The banking arm of UK supermarket Sainsbury's is to add an extra 235 cash machines to its national network this year as it raises concerns over the 'flouting' of ATM surcharge guidelines by independent operators.
Sainsbury’s Bank estimates that this year, 43 million cash withdrawals will be made from ATMs in the UK that apply surcharges of between £1.25 and £1.50, costing the public over £53.7 million. This is an increase of around 18% on 2003.
Since 1 April 2004, any surcharging ATM must display a sign that is clearly visible to customers before they insert a card stating that they may have to pay a fee for using the machine. However, Sainsbury’s Bank is concerned that some of these machines either don’t have these signs displayed or have them at knee height making it difficult to see them.
The supermarket is warning of a huge increase in the number of charging ATMs. In October 2001, there were 2,946 and by the end of 2003 this had risen to 12,500, accounting for 27% of total ATMs deployed. There are now some 17,000 surcharging machines and if this trend continues, says the retailer, they could soon account for over 40% of all ATMs and 20% of total traffic.

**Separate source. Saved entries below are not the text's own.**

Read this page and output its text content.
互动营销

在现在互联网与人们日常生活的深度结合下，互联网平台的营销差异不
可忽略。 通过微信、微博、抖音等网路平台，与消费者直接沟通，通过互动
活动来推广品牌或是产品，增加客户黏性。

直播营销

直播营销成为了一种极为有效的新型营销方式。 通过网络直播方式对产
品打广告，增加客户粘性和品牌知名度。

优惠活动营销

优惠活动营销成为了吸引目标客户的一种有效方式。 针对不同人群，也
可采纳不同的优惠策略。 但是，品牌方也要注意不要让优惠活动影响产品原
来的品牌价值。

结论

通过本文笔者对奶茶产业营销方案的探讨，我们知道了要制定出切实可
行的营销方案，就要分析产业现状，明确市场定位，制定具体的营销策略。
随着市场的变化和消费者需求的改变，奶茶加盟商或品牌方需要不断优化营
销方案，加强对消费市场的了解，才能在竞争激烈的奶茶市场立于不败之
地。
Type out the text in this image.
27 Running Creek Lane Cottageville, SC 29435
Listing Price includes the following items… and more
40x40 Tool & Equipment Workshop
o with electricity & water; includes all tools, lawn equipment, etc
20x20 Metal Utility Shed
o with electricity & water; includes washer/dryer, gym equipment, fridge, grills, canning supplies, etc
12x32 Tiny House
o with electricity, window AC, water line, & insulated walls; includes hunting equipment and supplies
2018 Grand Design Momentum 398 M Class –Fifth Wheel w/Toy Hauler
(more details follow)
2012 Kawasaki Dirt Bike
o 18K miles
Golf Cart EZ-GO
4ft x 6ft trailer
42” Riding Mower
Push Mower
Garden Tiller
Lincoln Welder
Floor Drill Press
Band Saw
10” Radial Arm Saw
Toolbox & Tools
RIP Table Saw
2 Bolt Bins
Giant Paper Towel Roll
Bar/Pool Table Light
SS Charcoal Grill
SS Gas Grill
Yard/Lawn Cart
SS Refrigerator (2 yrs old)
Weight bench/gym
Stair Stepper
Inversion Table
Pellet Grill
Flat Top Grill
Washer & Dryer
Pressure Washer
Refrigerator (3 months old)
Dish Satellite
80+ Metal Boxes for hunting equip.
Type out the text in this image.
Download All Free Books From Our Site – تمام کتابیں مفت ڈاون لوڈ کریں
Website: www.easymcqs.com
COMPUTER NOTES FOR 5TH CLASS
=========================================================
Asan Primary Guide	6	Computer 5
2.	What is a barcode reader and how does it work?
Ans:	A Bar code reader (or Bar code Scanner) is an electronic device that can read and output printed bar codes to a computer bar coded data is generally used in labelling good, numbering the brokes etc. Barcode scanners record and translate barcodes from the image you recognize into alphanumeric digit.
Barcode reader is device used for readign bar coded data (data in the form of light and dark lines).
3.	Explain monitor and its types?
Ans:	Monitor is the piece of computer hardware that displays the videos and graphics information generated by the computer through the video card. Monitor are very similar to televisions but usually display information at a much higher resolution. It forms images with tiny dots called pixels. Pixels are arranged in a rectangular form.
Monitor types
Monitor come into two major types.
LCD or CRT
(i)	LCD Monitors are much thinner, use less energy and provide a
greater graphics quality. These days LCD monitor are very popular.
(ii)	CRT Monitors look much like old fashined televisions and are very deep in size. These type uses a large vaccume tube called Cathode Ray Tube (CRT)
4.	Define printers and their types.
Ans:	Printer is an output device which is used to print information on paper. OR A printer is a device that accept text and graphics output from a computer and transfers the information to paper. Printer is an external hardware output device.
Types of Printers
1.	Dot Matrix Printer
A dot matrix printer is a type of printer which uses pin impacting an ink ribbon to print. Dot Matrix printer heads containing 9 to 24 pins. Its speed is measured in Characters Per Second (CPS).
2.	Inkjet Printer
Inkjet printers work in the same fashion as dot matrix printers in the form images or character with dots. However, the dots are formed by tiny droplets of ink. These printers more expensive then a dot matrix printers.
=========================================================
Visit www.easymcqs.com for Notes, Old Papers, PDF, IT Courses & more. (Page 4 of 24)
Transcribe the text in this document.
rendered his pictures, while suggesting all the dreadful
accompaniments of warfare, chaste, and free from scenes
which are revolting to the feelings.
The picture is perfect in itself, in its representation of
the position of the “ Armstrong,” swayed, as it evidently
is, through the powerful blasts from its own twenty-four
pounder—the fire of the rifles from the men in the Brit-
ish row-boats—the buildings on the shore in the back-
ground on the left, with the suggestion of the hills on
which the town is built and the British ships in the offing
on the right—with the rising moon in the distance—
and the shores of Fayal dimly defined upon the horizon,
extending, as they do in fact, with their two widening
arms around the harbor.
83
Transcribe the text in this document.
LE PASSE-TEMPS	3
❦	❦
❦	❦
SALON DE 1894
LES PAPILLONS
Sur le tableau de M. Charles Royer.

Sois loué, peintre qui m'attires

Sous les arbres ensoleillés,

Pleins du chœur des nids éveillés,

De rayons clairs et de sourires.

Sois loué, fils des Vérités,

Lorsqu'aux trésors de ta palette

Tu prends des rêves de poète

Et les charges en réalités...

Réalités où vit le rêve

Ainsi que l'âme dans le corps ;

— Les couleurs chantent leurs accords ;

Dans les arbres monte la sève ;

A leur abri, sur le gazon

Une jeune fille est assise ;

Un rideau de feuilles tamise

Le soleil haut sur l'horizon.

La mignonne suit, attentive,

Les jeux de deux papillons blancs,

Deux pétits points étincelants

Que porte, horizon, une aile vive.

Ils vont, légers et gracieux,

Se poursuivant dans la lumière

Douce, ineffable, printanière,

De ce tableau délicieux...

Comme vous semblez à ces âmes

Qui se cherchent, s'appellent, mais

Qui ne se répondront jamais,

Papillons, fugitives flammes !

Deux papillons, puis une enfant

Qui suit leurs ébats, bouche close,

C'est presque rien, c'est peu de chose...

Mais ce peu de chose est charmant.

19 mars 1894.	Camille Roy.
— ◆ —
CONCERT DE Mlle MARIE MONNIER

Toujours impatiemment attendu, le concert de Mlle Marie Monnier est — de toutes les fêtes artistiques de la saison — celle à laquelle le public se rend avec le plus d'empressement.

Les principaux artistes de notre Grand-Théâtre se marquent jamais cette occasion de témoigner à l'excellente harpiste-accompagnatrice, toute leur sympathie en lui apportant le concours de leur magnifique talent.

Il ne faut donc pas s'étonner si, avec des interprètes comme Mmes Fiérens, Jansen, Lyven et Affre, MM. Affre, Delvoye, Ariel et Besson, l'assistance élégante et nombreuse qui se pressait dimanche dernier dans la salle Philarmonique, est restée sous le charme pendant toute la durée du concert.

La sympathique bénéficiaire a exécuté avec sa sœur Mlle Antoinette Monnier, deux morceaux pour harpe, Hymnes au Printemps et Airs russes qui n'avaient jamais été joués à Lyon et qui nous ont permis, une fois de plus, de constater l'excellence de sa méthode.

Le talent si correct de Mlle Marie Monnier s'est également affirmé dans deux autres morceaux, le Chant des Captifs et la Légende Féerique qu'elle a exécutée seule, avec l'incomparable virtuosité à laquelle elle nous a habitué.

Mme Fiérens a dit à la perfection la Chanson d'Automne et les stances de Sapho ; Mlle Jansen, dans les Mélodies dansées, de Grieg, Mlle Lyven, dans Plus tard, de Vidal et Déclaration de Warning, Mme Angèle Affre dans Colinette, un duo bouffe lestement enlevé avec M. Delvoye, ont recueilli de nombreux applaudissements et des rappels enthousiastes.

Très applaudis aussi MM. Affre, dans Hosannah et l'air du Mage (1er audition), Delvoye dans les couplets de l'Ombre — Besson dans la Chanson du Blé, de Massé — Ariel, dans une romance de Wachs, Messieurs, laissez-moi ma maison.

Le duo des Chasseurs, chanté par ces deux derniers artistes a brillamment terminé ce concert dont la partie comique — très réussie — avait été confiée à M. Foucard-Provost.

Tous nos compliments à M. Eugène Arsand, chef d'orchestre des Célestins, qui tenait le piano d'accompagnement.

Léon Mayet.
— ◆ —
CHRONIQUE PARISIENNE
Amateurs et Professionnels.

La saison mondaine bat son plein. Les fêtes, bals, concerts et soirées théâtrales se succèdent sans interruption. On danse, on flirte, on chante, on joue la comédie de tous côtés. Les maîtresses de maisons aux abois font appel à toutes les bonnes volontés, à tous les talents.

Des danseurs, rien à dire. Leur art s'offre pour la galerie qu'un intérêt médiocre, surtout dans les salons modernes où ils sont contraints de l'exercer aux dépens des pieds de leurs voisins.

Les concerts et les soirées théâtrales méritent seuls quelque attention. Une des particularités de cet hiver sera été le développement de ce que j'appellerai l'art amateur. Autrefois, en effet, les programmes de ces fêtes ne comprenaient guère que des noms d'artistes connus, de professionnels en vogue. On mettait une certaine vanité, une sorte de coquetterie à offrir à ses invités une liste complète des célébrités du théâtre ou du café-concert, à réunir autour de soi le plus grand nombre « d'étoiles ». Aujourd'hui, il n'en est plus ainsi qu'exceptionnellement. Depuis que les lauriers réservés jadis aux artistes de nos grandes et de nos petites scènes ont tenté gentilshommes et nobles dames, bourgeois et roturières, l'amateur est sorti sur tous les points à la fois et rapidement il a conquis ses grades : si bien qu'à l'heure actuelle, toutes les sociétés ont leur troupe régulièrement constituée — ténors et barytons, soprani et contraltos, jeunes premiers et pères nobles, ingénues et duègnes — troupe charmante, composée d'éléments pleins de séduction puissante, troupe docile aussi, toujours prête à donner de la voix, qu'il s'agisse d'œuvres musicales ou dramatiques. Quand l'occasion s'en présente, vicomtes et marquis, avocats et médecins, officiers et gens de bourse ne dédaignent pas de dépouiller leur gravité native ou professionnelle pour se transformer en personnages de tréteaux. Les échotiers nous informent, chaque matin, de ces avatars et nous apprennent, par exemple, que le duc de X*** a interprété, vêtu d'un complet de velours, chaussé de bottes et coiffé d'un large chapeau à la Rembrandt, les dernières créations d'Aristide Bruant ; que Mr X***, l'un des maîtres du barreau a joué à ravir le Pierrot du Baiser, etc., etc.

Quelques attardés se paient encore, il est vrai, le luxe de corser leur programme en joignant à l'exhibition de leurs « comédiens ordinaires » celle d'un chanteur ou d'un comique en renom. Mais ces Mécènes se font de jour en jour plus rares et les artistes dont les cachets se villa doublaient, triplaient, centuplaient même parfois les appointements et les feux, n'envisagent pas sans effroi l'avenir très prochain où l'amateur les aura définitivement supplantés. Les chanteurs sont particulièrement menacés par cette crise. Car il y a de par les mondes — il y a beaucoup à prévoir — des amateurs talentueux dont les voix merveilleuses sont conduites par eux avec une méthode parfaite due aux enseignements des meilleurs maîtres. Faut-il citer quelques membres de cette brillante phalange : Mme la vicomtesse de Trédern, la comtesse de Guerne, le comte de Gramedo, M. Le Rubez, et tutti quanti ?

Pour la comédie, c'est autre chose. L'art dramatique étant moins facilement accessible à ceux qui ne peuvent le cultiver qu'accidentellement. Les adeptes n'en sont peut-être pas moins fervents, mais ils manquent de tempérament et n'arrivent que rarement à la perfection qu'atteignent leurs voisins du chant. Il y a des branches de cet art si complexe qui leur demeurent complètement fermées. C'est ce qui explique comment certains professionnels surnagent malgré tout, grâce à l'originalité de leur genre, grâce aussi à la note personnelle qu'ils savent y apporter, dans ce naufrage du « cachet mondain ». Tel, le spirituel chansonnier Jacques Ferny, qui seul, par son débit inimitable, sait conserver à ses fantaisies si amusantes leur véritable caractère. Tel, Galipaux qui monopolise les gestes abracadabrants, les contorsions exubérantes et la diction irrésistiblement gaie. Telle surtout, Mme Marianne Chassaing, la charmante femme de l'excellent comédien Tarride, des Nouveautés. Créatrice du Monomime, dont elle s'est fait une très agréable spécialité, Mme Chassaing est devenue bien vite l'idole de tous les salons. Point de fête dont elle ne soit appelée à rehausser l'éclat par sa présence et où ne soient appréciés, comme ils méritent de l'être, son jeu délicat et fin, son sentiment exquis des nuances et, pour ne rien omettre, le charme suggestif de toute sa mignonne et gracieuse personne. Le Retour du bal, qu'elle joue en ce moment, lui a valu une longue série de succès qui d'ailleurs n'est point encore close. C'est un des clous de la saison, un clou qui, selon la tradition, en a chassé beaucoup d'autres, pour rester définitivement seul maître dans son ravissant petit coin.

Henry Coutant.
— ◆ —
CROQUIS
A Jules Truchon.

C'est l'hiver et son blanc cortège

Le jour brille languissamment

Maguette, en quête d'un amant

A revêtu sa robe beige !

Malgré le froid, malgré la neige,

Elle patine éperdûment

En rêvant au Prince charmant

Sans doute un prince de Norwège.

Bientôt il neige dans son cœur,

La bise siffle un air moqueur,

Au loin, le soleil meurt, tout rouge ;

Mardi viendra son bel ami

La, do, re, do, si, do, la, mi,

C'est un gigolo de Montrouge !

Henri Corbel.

Tim Pile, chief executive, Sainsbury’s Bank says: "We are very concerned about this development as we believe customers should not have to pay for using an ATM. If companies are to apply charges to customers for using their cash machines, it is only fair that they make this as clear as possible."
The retailer says it will increase the number of its cash machines from 465 last year to 700 by the end of 2004. All ATMs will be situated onsite at Sainsbury’s supermarkets and petrol forecourts.